In sintesi, la giurisprudenza prevalente evidenzia che il contribuente deve dotarsi di prova concreta ed economica delle operazioni contestate. In caso di operazioni oggettivamente inesistenti non c’è difesa; in caso di operazioni soggettivamente inesistenti il contribuente può far valere la deducibilità solo dimostrando l’effettivo compimento della prestazione. Se il contribuente era in buona fede e diligente, la Corte di legittimità tende a tutelarlo: ad esempio, ha osservato che «se uno acquista merce reale da un soggetto e ignora che questi è solo un prestanome, non può automaticamente subire le conseguenze del comportamento fraudolento altrui, purché abbia tenuto un comportamento diligente». Tuttavia, la prova della “buona fede” (diligenza) spetta sempre al contribuente.

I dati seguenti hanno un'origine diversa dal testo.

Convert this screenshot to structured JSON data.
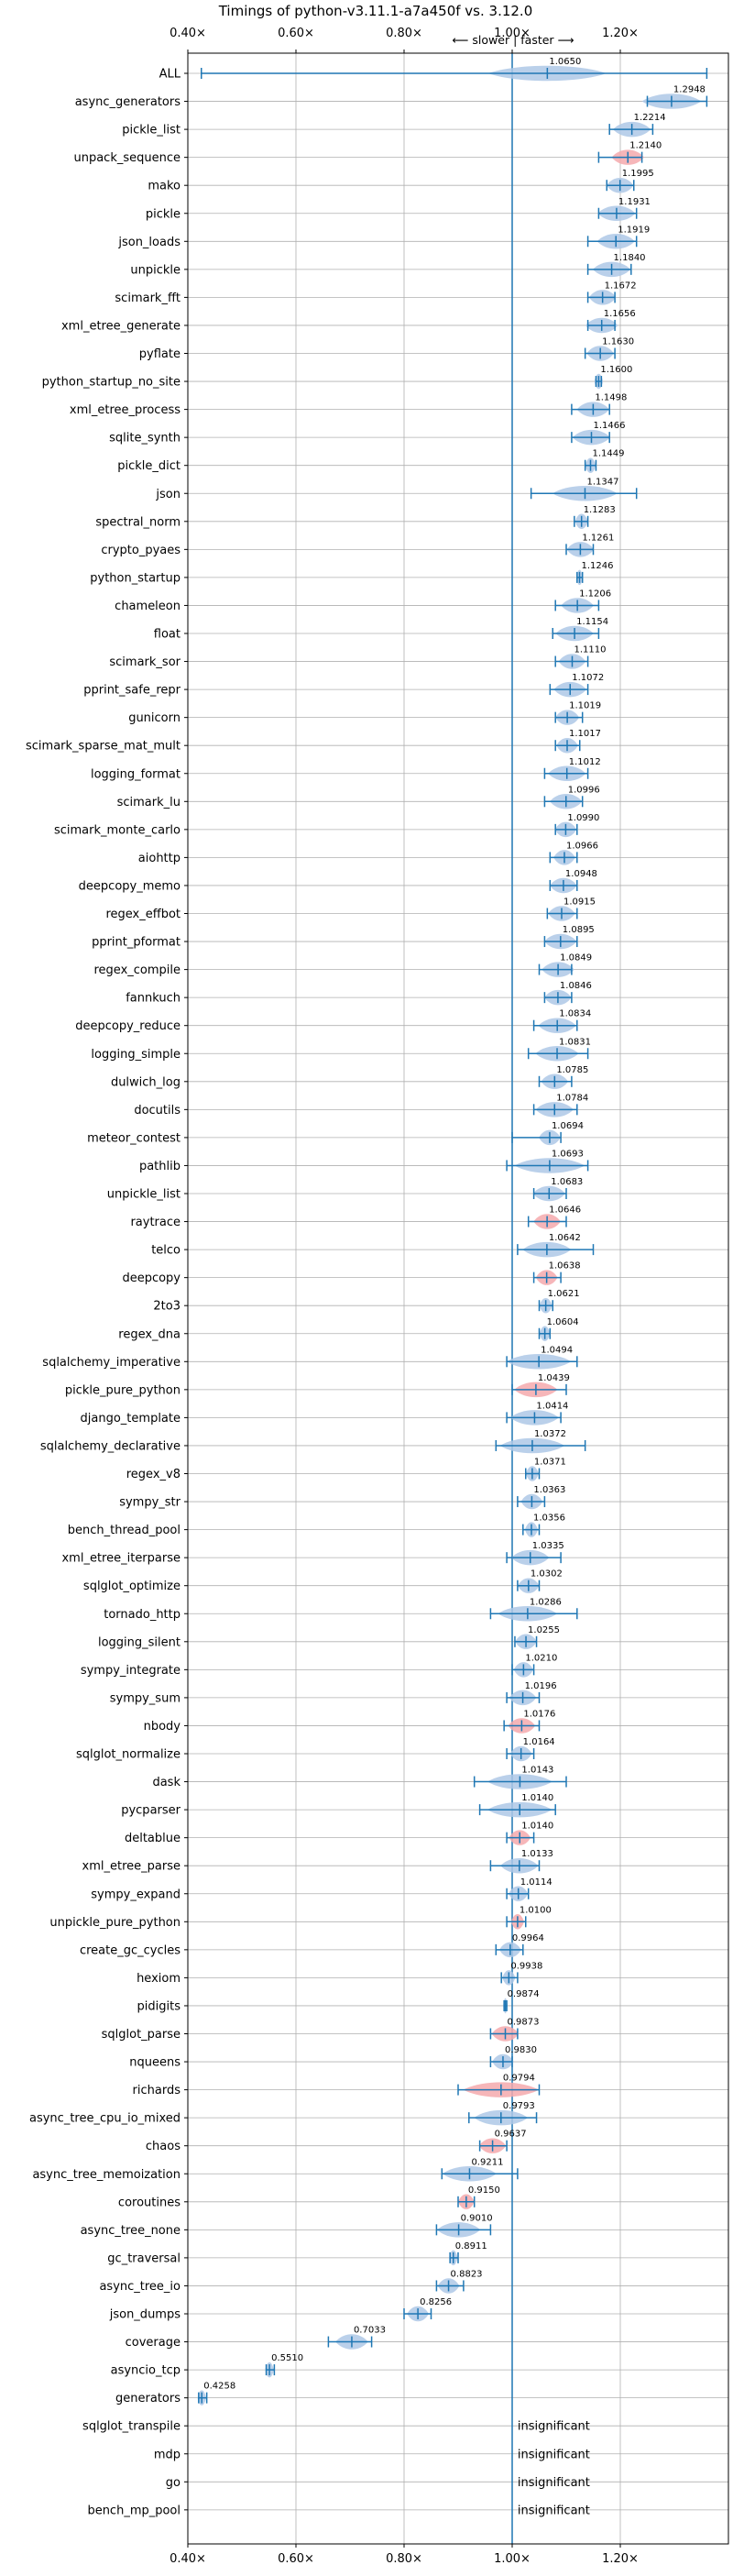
{
  "chart_data": {
    "type": "violin",
    "title": "Timings of python-v3.11.1-a7a450f vs. 3.12.0",
    "direction_label": "⟵ slower | faster ⟶",
    "xlim": [
      0.4,
      1.4
    ],
    "reference_line": 1.0,
    "xticks": [
      {
        "value": 0.4,
        "label": "0.40×"
      },
      {
        "value": 0.6,
        "label": "0.60×"
      },
      {
        "value": 0.8,
        "label": "0.80×"
      },
      {
        "value": 1.0,
        "label": "1.00×"
      },
      {
        "value": 1.2,
        "label": "1.20×"
      }
    ],
    "colors": {
      "faster": "#aec8e6",
      "slower": "#f4a9ad",
      "whisker": "#1f77b4",
      "reference": "#1f77b4"
    },
    "benchmarks": [
      {
        "name": "ALL",
        "value": "1.0650",
        "mean": 1.065,
        "min": 0.425,
        "max": 1.36,
        "w": 0.11,
        "slower": false
      },
      {
        "name": "async_generators",
        "value": "1.2948",
        "mean": 1.2948,
        "min": 1.25,
        "max": 1.36,
        "w": 0.055,
        "slower": false
      },
      {
        "name": "pickle_list",
        "value": "1.2214",
        "mean": 1.2214,
        "min": 1.18,
        "max": 1.26,
        "w": 0.035,
        "slower": false
      },
      {
        "name": "unpack_sequence",
        "value": "1.2140",
        "mean": 1.214,
        "min": 1.16,
        "max": 1.24,
        "w": 0.03,
        "slower": true
      },
      {
        "name": "mako",
        "value": "1.1995",
        "mean": 1.1995,
        "min": 1.175,
        "max": 1.225,
        "w": 0.025,
        "slower": false
      },
      {
        "name": "pickle",
        "value": "1.1931",
        "mean": 1.1931,
        "min": 1.16,
        "max": 1.23,
        "w": 0.035,
        "slower": false
      },
      {
        "name": "json_loads",
        "value": "1.1919",
        "mean": 1.1919,
        "min": 1.14,
        "max": 1.23,
        "w": 0.035,
        "slower": false
      },
      {
        "name": "unpickle",
        "value": "1.1840",
        "mean": 1.184,
        "min": 1.14,
        "max": 1.22,
        "w": 0.035,
        "slower": false
      },
      {
        "name": "scimark_fft",
        "value": "1.1672",
        "mean": 1.1672,
        "min": 1.14,
        "max": 1.19,
        "w": 0.025,
        "slower": false
      },
      {
        "name": "xml_etree_generate",
        "value": "1.1656",
        "mean": 1.1656,
        "min": 1.14,
        "max": 1.19,
        "w": 0.03,
        "slower": false
      },
      {
        "name": "pyflate",
        "value": "1.1630",
        "mean": 1.163,
        "min": 1.135,
        "max": 1.19,
        "w": 0.025,
        "slower": false
      },
      {
        "name": "python_startup_no_site",
        "value": "1.1600",
        "mean": 1.16,
        "min": 1.155,
        "max": 1.165,
        "w": 0.008,
        "slower": false
      },
      {
        "name": "xml_etree_process",
        "value": "1.1498",
        "mean": 1.1498,
        "min": 1.11,
        "max": 1.18,
        "w": 0.03,
        "slower": false
      },
      {
        "name": "sqlite_synth",
        "value": "1.1466",
        "mean": 1.1466,
        "min": 1.11,
        "max": 1.18,
        "w": 0.035,
        "slower": false
      },
      {
        "name": "pickle_dict",
        "value": "1.1449",
        "mean": 1.1449,
        "min": 1.135,
        "max": 1.155,
        "w": 0.01,
        "slower": false
      },
      {
        "name": "json",
        "value": "1.1347",
        "mean": 1.1347,
        "min": 1.035,
        "max": 1.23,
        "w": 0.06,
        "slower": false
      },
      {
        "name": "spectral_norm",
        "value": "1.1283",
        "mean": 1.1283,
        "min": 1.115,
        "max": 1.14,
        "w": 0.012,
        "slower": false
      },
      {
        "name": "crypto_pyaes",
        "value": "1.1261",
        "mean": 1.1261,
        "min": 1.1,
        "max": 1.15,
        "w": 0.025,
        "slower": false
      },
      {
        "name": "python_startup",
        "value": "1.1246",
        "mean": 1.1246,
        "min": 1.12,
        "max": 1.13,
        "w": 0.006,
        "slower": false
      },
      {
        "name": "chameleon",
        "value": "1.1206",
        "mean": 1.1206,
        "min": 1.08,
        "max": 1.16,
        "w": 0.03,
        "slower": false
      },
      {
        "name": "float",
        "value": "1.1154",
        "mean": 1.1154,
        "min": 1.075,
        "max": 1.16,
        "w": 0.035,
        "slower": false
      },
      {
        "name": "scimark_sor",
        "value": "1.1110",
        "mean": 1.111,
        "min": 1.08,
        "max": 1.14,
        "w": 0.025,
        "slower": false
      },
      {
        "name": "pprint_safe_repr",
        "value": "1.1072",
        "mean": 1.1072,
        "min": 1.07,
        "max": 1.14,
        "w": 0.03,
        "slower": false
      },
      {
        "name": "gunicorn",
        "value": "1.1019",
        "mean": 1.1019,
        "min": 1.08,
        "max": 1.13,
        "w": 0.022,
        "slower": false
      },
      {
        "name": "scimark_sparse_mat_mult",
        "value": "1.1017",
        "mean": 1.1017,
        "min": 1.08,
        "max": 1.125,
        "w": 0.02,
        "slower": false
      },
      {
        "name": "logging_format",
        "value": "1.1012",
        "mean": 1.1012,
        "min": 1.06,
        "max": 1.14,
        "w": 0.035,
        "slower": false
      },
      {
        "name": "scimark_lu",
        "value": "1.0996",
        "mean": 1.0996,
        "min": 1.06,
        "max": 1.13,
        "w": 0.03,
        "slower": false
      },
      {
        "name": "scimark_monte_carlo",
        "value": "1.0990",
        "mean": 1.099,
        "min": 1.08,
        "max": 1.12,
        "w": 0.02,
        "slower": false
      },
      {
        "name": "aiohttp",
        "value": "1.0966",
        "mean": 1.0966,
        "min": 1.07,
        "max": 1.12,
        "w": 0.02,
        "slower": false
      },
      {
        "name": "deepcopy_memo",
        "value": "1.0948",
        "mean": 1.0948,
        "min": 1.07,
        "max": 1.12,
        "w": 0.025,
        "slower": false
      },
      {
        "name": "regex_effbot",
        "value": "1.0915",
        "mean": 1.0915,
        "min": 1.065,
        "max": 1.12,
        "w": 0.025,
        "slower": false
      },
      {
        "name": "pprint_pformat",
        "value": "1.0895",
        "mean": 1.0895,
        "min": 1.06,
        "max": 1.12,
        "w": 0.03,
        "slower": false
      },
      {
        "name": "regex_compile",
        "value": "1.0849",
        "mean": 1.0849,
        "min": 1.05,
        "max": 1.11,
        "w": 0.03,
        "slower": false
      },
      {
        "name": "fannkuch",
        "value": "1.0846",
        "mean": 1.0846,
        "min": 1.06,
        "max": 1.11,
        "w": 0.025,
        "slower": false
      },
      {
        "name": "deepcopy_reduce",
        "value": "1.0834",
        "mean": 1.0834,
        "min": 1.04,
        "max": 1.12,
        "w": 0.035,
        "slower": false
      },
      {
        "name": "logging_simple",
        "value": "1.0831",
        "mean": 1.0831,
        "min": 1.03,
        "max": 1.14,
        "w": 0.04,
        "slower": false
      },
      {
        "name": "dulwich_log",
        "value": "1.0785",
        "mean": 1.0785,
        "min": 1.05,
        "max": 1.11,
        "w": 0.025,
        "slower": false
      },
      {
        "name": "docutils",
        "value": "1.0784",
        "mean": 1.0784,
        "min": 1.04,
        "max": 1.12,
        "w": 0.035,
        "slower": false
      },
      {
        "name": "meteor_contest",
        "value": "1.0694",
        "mean": 1.0694,
        "min": 1.0,
        "max": 1.09,
        "w": 0.02,
        "slower": false
      },
      {
        "name": "pathlib",
        "value": "1.0693",
        "mean": 1.0693,
        "min": 0.99,
        "max": 1.14,
        "w": 0.065,
        "slower": false
      },
      {
        "name": "unpickle_list",
        "value": "1.0683",
        "mean": 1.0683,
        "min": 1.04,
        "max": 1.1,
        "w": 0.03,
        "slower": false
      },
      {
        "name": "raytrace",
        "value": "1.0646",
        "mean": 1.0646,
        "min": 1.03,
        "max": 1.1,
        "w": 0.025,
        "slower": true
      },
      {
        "name": "telco",
        "value": "1.0642",
        "mean": 1.0642,
        "min": 1.01,
        "max": 1.15,
        "w": 0.045,
        "slower": false
      },
      {
        "name": "deepcopy",
        "value": "1.0638",
        "mean": 1.0638,
        "min": 1.04,
        "max": 1.09,
        "w": 0.02,
        "slower": true
      },
      {
        "name": "2to3",
        "value": "1.0621",
        "mean": 1.0621,
        "min": 1.05,
        "max": 1.075,
        "w": 0.012,
        "slower": false
      },
      {
        "name": "regex_dna",
        "value": "1.0604",
        "mean": 1.0604,
        "min": 1.05,
        "max": 1.07,
        "w": 0.01,
        "slower": false
      },
      {
        "name": "sqlalchemy_imperative",
        "value": "1.0494",
        "mean": 1.0494,
        "min": 0.99,
        "max": 1.12,
        "w": 0.06,
        "slower": false
      },
      {
        "name": "pickle_pure_python",
        "value": "1.0439",
        "mean": 1.0439,
        "min": 1.0,
        "max": 1.1,
        "w": 0.04,
        "slower": true
      },
      {
        "name": "django_template",
        "value": "1.0414",
        "mean": 1.0414,
        "min": 0.99,
        "max": 1.09,
        "w": 0.045,
        "slower": false
      },
      {
        "name": "sqlalchemy_declarative",
        "value": "1.0372",
        "mean": 1.0372,
        "min": 0.97,
        "max": 1.135,
        "w": 0.06,
        "slower": false
      },
      {
        "name": "regex_v8",
        "value": "1.0371",
        "mean": 1.0371,
        "min": 1.025,
        "max": 1.05,
        "w": 0.012,
        "slower": false
      },
      {
        "name": "sympy_str",
        "value": "1.0363",
        "mean": 1.0363,
        "min": 1.01,
        "max": 1.06,
        "w": 0.02,
        "slower": false
      },
      {
        "name": "bench_thread_pool",
        "value": "1.0356",
        "mean": 1.0356,
        "min": 1.02,
        "max": 1.05,
        "w": 0.012,
        "slower": false
      },
      {
        "name": "xml_etree_iterparse",
        "value": "1.0335",
        "mean": 1.0335,
        "min": 0.99,
        "max": 1.09,
        "w": 0.035,
        "slower": false
      },
      {
        "name": "sqlglot_optimize",
        "value": "1.0302",
        "mean": 1.0302,
        "min": 1.01,
        "max": 1.05,
        "w": 0.02,
        "slower": false
      },
      {
        "name": "tornado_http",
        "value": "1.0286",
        "mean": 1.0286,
        "min": 0.96,
        "max": 1.12,
        "w": 0.055,
        "slower": false
      },
      {
        "name": "logging_silent",
        "value": "1.0255",
        "mean": 1.0255,
        "min": 1.005,
        "max": 1.045,
        "w": 0.02,
        "slower": false
      },
      {
        "name": "sympy_integrate",
        "value": "1.0210",
        "mean": 1.021,
        "min": 1.0,
        "max": 1.04,
        "w": 0.018,
        "slower": false
      },
      {
        "name": "sympy_sum",
        "value": "1.0196",
        "mean": 1.0196,
        "min": 0.99,
        "max": 1.05,
        "w": 0.025,
        "slower": false
      },
      {
        "name": "nbody",
        "value": "1.0176",
        "mean": 1.0176,
        "min": 0.985,
        "max": 1.05,
        "w": 0.025,
        "slower": true
      },
      {
        "name": "sqlglot_normalize",
        "value": "1.0164",
        "mean": 1.0164,
        "min": 0.99,
        "max": 1.04,
        "w": 0.02,
        "slower": false
      },
      {
        "name": "dask",
        "value": "1.0143",
        "mean": 1.0143,
        "min": 0.93,
        "max": 1.1,
        "w": 0.06,
        "slower": false
      },
      {
        "name": "pycparser",
        "value": "1.0140",
        "mean": 1.014,
        "min": 0.94,
        "max": 1.08,
        "w": 0.06,
        "slower": false
      },
      {
        "name": "deltablue",
        "value": "1.0140",
        "mean": 1.014,
        "min": 0.99,
        "max": 1.04,
        "w": 0.02,
        "slower": true
      },
      {
        "name": "xml_etree_parse",
        "value": "1.0133",
        "mean": 1.0133,
        "min": 0.96,
        "max": 1.05,
        "w": 0.035,
        "slower": false
      },
      {
        "name": "sympy_expand",
        "value": "1.0114",
        "mean": 1.0114,
        "min": 0.99,
        "max": 1.03,
        "w": 0.018,
        "slower": false
      },
      {
        "name": "unpickle_pure_python",
        "value": "1.0100",
        "mean": 1.01,
        "min": 0.99,
        "max": 1.025,
        "w": 0.012,
        "slower": true
      },
      {
        "name": "create_gc_cycles",
        "value": "0.9964",
        "mean": 0.9964,
        "min": 0.97,
        "max": 1.02,
        "w": 0.02,
        "slower": false
      },
      {
        "name": "hexiom",
        "value": "0.9938",
        "mean": 0.9938,
        "min": 0.98,
        "max": 1.01,
        "w": 0.012,
        "slower": false
      },
      {
        "name": "pidigits",
        "value": "0.9874",
        "mean": 0.9874,
        "min": 0.985,
        "max": 0.99,
        "w": 0.004,
        "slower": false
      },
      {
        "name": "sqlglot_parse",
        "value": "0.9873",
        "mean": 0.9873,
        "min": 0.96,
        "max": 1.01,
        "w": 0.025,
        "slower": true
      },
      {
        "name": "nqueens",
        "value": "0.9830",
        "mean": 0.983,
        "min": 0.96,
        "max": 1.0,
        "w": 0.02,
        "slower": false
      },
      {
        "name": "richards",
        "value": "0.9794",
        "mean": 0.9794,
        "min": 0.9,
        "max": 1.05,
        "w": 0.07,
        "slower": true
      },
      {
        "name": "async_tree_cpu_io_mixed",
        "value": "0.9793",
        "mean": 0.9793,
        "min": 0.92,
        "max": 1.045,
        "w": 0.05,
        "slower": false
      },
      {
        "name": "chaos",
        "value": "0.9637",
        "mean": 0.9637,
        "min": 0.94,
        "max": 0.99,
        "w": 0.025,
        "slower": true
      },
      {
        "name": "async_tree_memoization",
        "value": "0.9211",
        "mean": 0.9211,
        "min": 0.87,
        "max": 1.01,
        "w": 0.05,
        "slower": false
      },
      {
        "name": "coroutines",
        "value": "0.9150",
        "mean": 0.915,
        "min": 0.9,
        "max": 0.93,
        "w": 0.015,
        "slower": true
      },
      {
        "name": "async_tree_none",
        "value": "0.9010",
        "mean": 0.901,
        "min": 0.86,
        "max": 0.96,
        "w": 0.04,
        "slower": false
      },
      {
        "name": "gc_traversal",
        "value": "0.8911",
        "mean": 0.8911,
        "min": 0.885,
        "max": 0.9,
        "w": 0.008,
        "slower": false
      },
      {
        "name": "async_tree_io",
        "value": "0.8823",
        "mean": 0.8823,
        "min": 0.86,
        "max": 0.91,
        "w": 0.02,
        "slower": false
      },
      {
        "name": "json_dumps",
        "value": "0.8256",
        "mean": 0.8256,
        "min": 0.8,
        "max": 0.85,
        "w": 0.02,
        "slower": false
      },
      {
        "name": "coverage",
        "value": "0.7033",
        "mean": 0.7033,
        "min": 0.66,
        "max": 0.74,
        "w": 0.03,
        "slower": false
      },
      {
        "name": "asyncio_tcp",
        "value": "0.5510",
        "mean": 0.551,
        "min": 0.545,
        "max": 0.56,
        "w": 0.008,
        "slower": false
      },
      {
        "name": "generators",
        "value": "0.4258",
        "mean": 0.4258,
        "min": 0.42,
        "max": 0.435,
        "w": 0.008,
        "slower": false
      },
      {
        "name": "sqlglot_transpile",
        "value": "insignificant",
        "insignificant": true
      },
      {
        "name": "mdp",
        "value": "insignificant",
        "insignificant": true
      },
      {
        "name": "go",
        "value": "insignificant",
        "insignificant": true
      },
      {
        "name": "bench_mp_pool",
        "value": "insignificant",
        "insignificant": true
      }
    ]
  }
}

4. Procedura dell’accertamento

4.1 Attività ispettive e notifiche

L’accertamento inizia con controlli dell’Agenzia o della Guardia di Finanza, spesso accompagnati da un processo verbale di constatazione (PVC) che rileva irregolarità contabili o fiscali. Se si ritiene che vi sia indebita deduzione di costi, l’Agenzia emette un avviso di accertamento ai sensi del D.P.R. 600/1973 (per imposte dirette e IVA) o del D.Lgs. 446/1997 (per l’IRAP), notificandolo al contribuente.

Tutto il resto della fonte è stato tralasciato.